According to an article entitled “Reducing Slips, Trips and Falls in Stairways” by Wayne Maynard and George Brogmus, “More serious upper and/or lower extremity injuries occur traveling down a stairway than when traveling up a stair way. In stairway decent, the tread depth – or horizontal surface – must be adequate for the ball of the foot to land on the tread without extending over the step below.” There are specific recommendations for riser and tread dimensions to help prevent these injuries from occurring.
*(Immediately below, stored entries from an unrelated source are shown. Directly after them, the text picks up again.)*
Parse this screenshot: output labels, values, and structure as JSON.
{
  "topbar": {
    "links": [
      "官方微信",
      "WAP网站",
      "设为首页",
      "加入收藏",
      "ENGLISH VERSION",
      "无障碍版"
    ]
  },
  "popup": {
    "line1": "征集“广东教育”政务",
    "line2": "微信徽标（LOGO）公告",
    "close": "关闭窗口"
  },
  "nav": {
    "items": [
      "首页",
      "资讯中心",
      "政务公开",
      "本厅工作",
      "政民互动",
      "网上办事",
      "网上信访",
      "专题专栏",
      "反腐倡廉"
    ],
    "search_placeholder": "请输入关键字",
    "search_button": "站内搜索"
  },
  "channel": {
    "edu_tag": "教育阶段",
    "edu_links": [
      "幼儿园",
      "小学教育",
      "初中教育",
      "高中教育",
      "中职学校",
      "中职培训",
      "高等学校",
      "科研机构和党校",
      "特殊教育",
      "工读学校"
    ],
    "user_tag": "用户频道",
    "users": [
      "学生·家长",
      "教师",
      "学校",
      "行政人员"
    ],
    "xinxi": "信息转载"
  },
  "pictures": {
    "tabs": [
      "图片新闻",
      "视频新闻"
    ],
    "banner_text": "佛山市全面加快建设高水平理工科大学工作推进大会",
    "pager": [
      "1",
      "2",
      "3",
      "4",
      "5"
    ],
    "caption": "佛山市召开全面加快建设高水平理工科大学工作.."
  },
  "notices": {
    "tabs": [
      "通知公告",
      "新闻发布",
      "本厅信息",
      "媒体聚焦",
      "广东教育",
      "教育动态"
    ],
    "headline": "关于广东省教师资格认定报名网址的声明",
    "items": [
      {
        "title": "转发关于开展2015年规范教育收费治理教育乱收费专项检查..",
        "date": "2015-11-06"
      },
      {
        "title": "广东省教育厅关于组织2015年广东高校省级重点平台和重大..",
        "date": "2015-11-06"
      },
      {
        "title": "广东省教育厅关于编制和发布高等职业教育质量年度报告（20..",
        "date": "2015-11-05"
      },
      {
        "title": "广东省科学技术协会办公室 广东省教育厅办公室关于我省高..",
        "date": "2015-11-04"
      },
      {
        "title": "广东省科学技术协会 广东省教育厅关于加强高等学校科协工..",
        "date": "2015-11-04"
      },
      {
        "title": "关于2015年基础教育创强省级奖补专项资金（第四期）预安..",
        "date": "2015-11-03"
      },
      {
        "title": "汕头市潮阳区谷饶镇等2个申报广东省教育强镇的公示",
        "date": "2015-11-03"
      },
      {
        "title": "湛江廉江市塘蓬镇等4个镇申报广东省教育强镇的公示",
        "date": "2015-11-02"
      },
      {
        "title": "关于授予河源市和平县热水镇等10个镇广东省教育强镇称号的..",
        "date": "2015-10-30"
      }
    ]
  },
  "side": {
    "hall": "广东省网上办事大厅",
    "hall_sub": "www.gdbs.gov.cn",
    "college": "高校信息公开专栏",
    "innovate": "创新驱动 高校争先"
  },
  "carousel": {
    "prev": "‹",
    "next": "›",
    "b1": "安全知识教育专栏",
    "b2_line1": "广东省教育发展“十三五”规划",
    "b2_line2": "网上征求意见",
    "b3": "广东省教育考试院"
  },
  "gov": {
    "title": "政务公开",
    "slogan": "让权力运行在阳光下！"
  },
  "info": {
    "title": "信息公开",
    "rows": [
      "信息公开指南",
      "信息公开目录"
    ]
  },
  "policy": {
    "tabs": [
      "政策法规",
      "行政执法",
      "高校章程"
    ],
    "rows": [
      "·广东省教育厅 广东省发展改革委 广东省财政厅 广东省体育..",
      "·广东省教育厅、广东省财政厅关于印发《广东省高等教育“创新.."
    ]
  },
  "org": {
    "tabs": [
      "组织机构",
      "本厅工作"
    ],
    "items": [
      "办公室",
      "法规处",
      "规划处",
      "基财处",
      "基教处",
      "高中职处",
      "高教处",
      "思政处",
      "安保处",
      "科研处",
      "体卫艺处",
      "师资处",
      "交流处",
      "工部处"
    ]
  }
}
The current stair tread and riser recommendations include:
- Tread and riser dimensions must be consistent throughout the stairway
- Riser heights are required to be at least 4 inches minimum and 7 inches maximum, while the minimum tread depth should be 11 inches, exclusive of overhang
- Tread surface and the floor surface leading to the stairs should be slip-resistant
- Stairways containing more than 12 steps should have an intermediate landing, and should be void of any raised areas or trip hazards
Though the height and depth of the stair tread is crucial during the construction phase to help prevent accidents, the stair tread itself, if not protected, can still be a slippery surface to walk on. As a result, non slip stair treads can be easily installed over existing slippery stairs, making them safe and slip resistant.
Many stair accidents are considered due to poor maintenance, lack of proper attention and use of the stairs. In my opinion, if stair treads are kept clean, wear resistant and contain a non slip surface, these accidents could be significantly reduced, providing users with a safe elevated walking environment.
Maynard, Wayne and Brogmus, George. “Reducing Slips, Trips and Falls in Stairways.